Interesting article, but I take issue with this notion:

The new thinking is that drinks should be kept as strong as possible. Dilution has become a dirty word.

Proper dilution is part of the process, no? I'd think that over dilution would be the dirty word(s).

"Martinis should always be stirred, not shaken, so that the molecules lie sensuously one on top of the other." - W. Somerset Maugham

Posted

Yeah, as I commented at the bottom, they all look to be about 25% dilution, which is the standard. No one seems to be freezing their booze....

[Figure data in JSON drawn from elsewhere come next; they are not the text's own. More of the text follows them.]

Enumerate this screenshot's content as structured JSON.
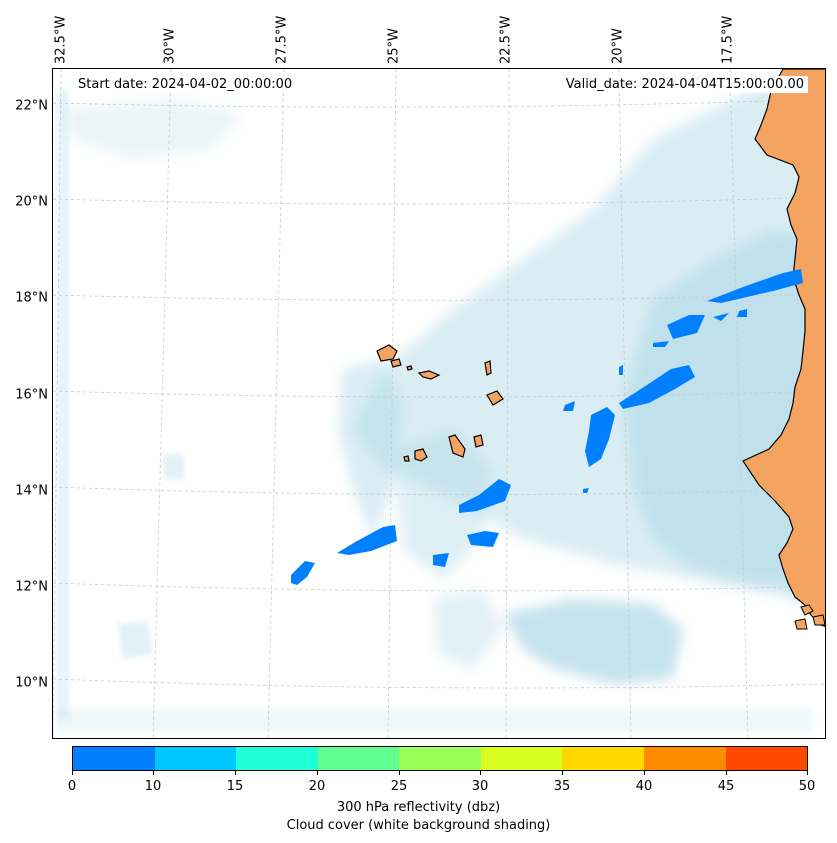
{
  "map": {
    "start_date": "Start date: 2024-04-02_00:00:00",
    "valid_date": "Valid_date: 2024-04-04T15:00:00.00",
    "lon_labels": [
      "32.5°W",
      "30°W",
      "27.5°W",
      "25°W",
      "22.5°W",
      "20°W",
      "17.5°W"
    ],
    "lat_labels": [
      "22°N",
      "20°N",
      "18°N",
      "16°N",
      "14°N",
      "12°N",
      "10°N"
    ],
    "land_color": "#f4a460",
    "cloud_color": "#add8e6",
    "reflectivity_color": "#0080ff"
  },
  "colorbar": {
    "ticks": [
      "0",
      "10",
      "15",
      "20",
      "25",
      "30",
      "35",
      "40",
      "45",
      "50"
    ],
    "colors": [
      "#0080ff",
      "#00c8ff",
      "#20ffd8",
      "#60ff90",
      "#98ff58",
      "#d8ff20",
      "#ffd800",
      "#ff8c00",
      "#ff4800"
    ],
    "label_line1": "300 hPa reflectivity (dbz)",
    "label_line2": "Cloud cover (white background shading)"
  }
}
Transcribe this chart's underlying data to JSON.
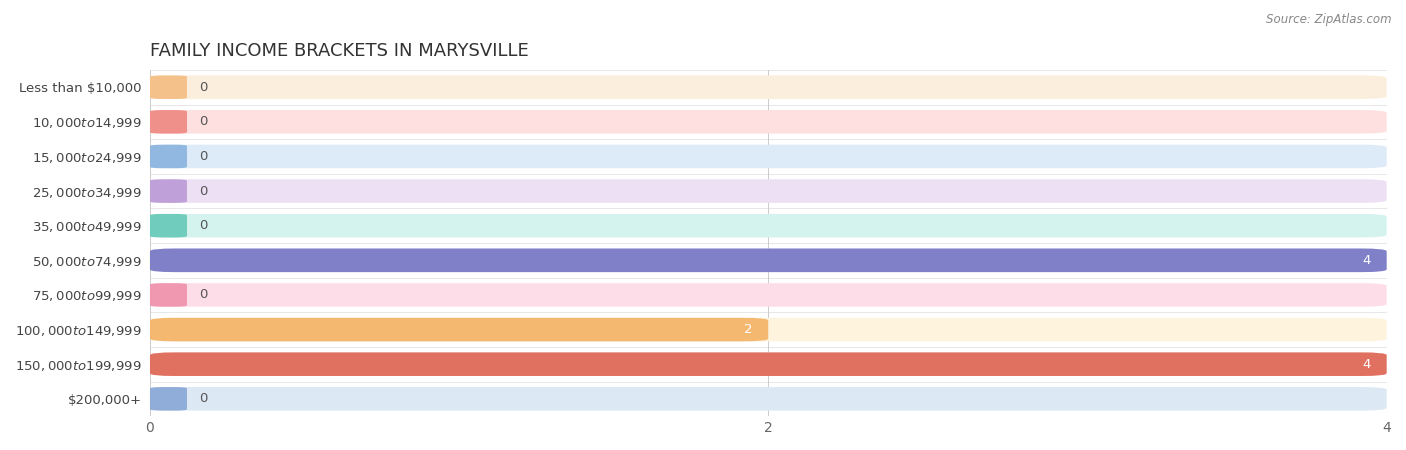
{
  "title": "Family Income Brackets in Marysville",
  "source": "Source: ZipAtlas.com",
  "categories": [
    "Less than $10,000",
    "$10,000 to $14,999",
    "$15,000 to $24,999",
    "$25,000 to $34,999",
    "$35,000 to $49,999",
    "$50,000 to $74,999",
    "$75,000 to $99,999",
    "$100,000 to $149,999",
    "$150,000 to $199,999",
    "$200,000+"
  ],
  "values": [
    0,
    0,
    0,
    0,
    0,
    4,
    0,
    2,
    4,
    0
  ],
  "bar_colors": [
    "#f5c18a",
    "#f0908a",
    "#90b8e0",
    "#c0a0d8",
    "#70ccbc",
    "#8080c8",
    "#f098b0",
    "#f5b870",
    "#e07060",
    "#90acd8"
  ],
  "background_colors": [
    "#fceedd",
    "#fde0df",
    "#ddeaf7",
    "#ede0f5",
    "#d5f3ee",
    "#ddddf5",
    "#fddde8",
    "#fef3dc",
    "#fde0da",
    "#dde8f5"
  ],
  "xlim": [
    0,
    4
  ],
  "xticks": [
    0,
    2,
    4
  ],
  "title_fontsize": 13,
  "bar_height": 0.68,
  "label_fontsize": 9.5,
  "value_fontsize": 9.5
}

Tom Schlesinger-Guidelli has an interesting question in there too: why no fine straining?

Chris Amirault

eG Ethics Signatory

Sir Luscious got gator belts and patty melts

  • 3 weeks later...
Posted

The Sept issue of Food Arts magazine includes a lengthy article on freezing techniques, by Dave Arnold and mixology expert Nils Noren. I summarized the section on cocktail ice over here.

The article includes a great analogy from Don Lee: “If sushi is all about the rice, a drink on the rocks is all about the rock.”

  • 3 weeks later...
Posted (edited)

I picked up these nifty ice ball molds which make three 2 1/4" spheres last week at a shop in Little Tokyo. Not bad for $1.99!

Ice Ball.jpg

Edited by jmfangio (log)

"Martinis should always be stirred, not shaken, so that the molecules lie sensuously one on top of the other." - W. Somerset Maugham

  • 1 month later...
Posted

While not immediately relevant to the use of ice in cocktails, this is becoming equally annoying as it is fascinating:

gallery_64636_6731_26761.jpg

Seems to happen once every few trays, and only to one cube at that. The above example is particularly thick, but they sometimes manifest as far sharper 'needles'.

Any ideas on what could cause this strange phenomenon?

I'm now seeing these pretty regularly, although I don't find it annoying. I can never decide whether to save them or use them.

Posted

I've only see them in my freezer at work (and with some frequency), but then there is a confounding variable because I tend to use DI water rather than tap there. Don't know if that might have any effect on the likelihood of their forming.

 

  • 2 weeks later...
Posted

I had to crack about one hundred cubes (made with these Tovolo trays) for class yesterday, and after freezing cubes to skin a bit too often I learned that the following approach is an efficient way to crack these big cubes. Perhaps it's obvious to some but it was news to me, so I'm sharing it here:

  • Fold a clean dish towel into a 6"x6" square.
    Place five or six cubes in two rows onto the towel.
    Whack the cubes with the convex back of a tablespoon (more effective than the handle of a barspoon, I found).
    Dump into a bowl.

There's something about the towel that allows you to keep the ice relatively dry and cold, making the dump less sticky. In addition, the rate of effective cracking was nearly 100% using this method, as opposed to 50-60% when in my bare hand.

Chris Amirault

eG Ethics Signatory

Sir Luscious got gator belts and patty melts

Posted

I'm working on an ice program just now for a consultancy and have had a lot of success using this as a cubed ice mould tray. The cubes come out at around 2" square.

Alternatively I've had success with similar organising trays which you'd find in toolshops, fishing tackle shops and the like.

Experimenting with other alternative moulds at the moment, will post when I have positive results.